Metsa, or Metsa Nihue as he is known to many, is internationally renowned in the field of Amazonian plant spirit medicine. He calls himself a vegetalista (vegetalist) due to his direct relationship with plants in South America. The Shipibo people of Peru call him an onanya (energy mover/transformer). Many call him a “shaman,” but it’s a term he dislikes.
Through ritual, prayer, ceremony, and song, he acts as a walker between worlds, helping people connect to themselves, to the invisible power of nature, and to the ineffable.
His journeys in the spirit realm began with music. As a teenager, eager to become a percussionist, he traveled the world and immersed himself in everything from Rastafarian beats and Indian mystical music, to Indonesian gamelan and Latin-Brazilian rhythms.

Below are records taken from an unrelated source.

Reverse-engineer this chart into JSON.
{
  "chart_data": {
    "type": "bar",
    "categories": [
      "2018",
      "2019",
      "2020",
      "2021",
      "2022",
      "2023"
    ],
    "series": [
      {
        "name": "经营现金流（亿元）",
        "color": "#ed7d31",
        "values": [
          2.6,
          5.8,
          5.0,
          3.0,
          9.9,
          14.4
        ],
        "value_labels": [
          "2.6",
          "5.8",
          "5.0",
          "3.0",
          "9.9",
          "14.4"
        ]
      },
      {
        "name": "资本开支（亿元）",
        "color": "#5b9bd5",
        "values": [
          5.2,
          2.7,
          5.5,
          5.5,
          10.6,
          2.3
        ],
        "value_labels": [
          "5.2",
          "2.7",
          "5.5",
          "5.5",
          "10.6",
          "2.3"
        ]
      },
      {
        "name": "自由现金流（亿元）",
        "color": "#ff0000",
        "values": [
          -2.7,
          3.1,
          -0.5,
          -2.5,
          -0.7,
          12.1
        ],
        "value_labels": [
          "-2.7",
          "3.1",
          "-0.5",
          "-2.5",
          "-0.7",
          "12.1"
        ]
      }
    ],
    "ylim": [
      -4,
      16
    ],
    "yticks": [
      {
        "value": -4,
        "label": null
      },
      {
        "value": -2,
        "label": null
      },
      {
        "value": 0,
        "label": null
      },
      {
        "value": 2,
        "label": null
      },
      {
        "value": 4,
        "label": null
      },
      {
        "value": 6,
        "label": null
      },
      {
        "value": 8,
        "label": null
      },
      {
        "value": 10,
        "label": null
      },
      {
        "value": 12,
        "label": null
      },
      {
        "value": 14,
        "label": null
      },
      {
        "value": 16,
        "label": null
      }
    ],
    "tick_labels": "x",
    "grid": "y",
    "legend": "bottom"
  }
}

In 1996, seeking his own healing from addiction, he was introduced to Amazonian plant medicine and taken under the wing of a master medicine man from the Shipibo-Conibo community. Over the next two decades, he was trained in their ways, following strict plant diets in the jungle and learning the art of singing to heal.
Building on that initial training, he further immersed himself and developed his skill sets over the years through indigenous traditions from the Amazon, the Andes, the Native American Plains, and Gabon.
Today, his practice is focused on using the universal languages of singing and music to help people reconnect with the sense that we are all, in fact, connected.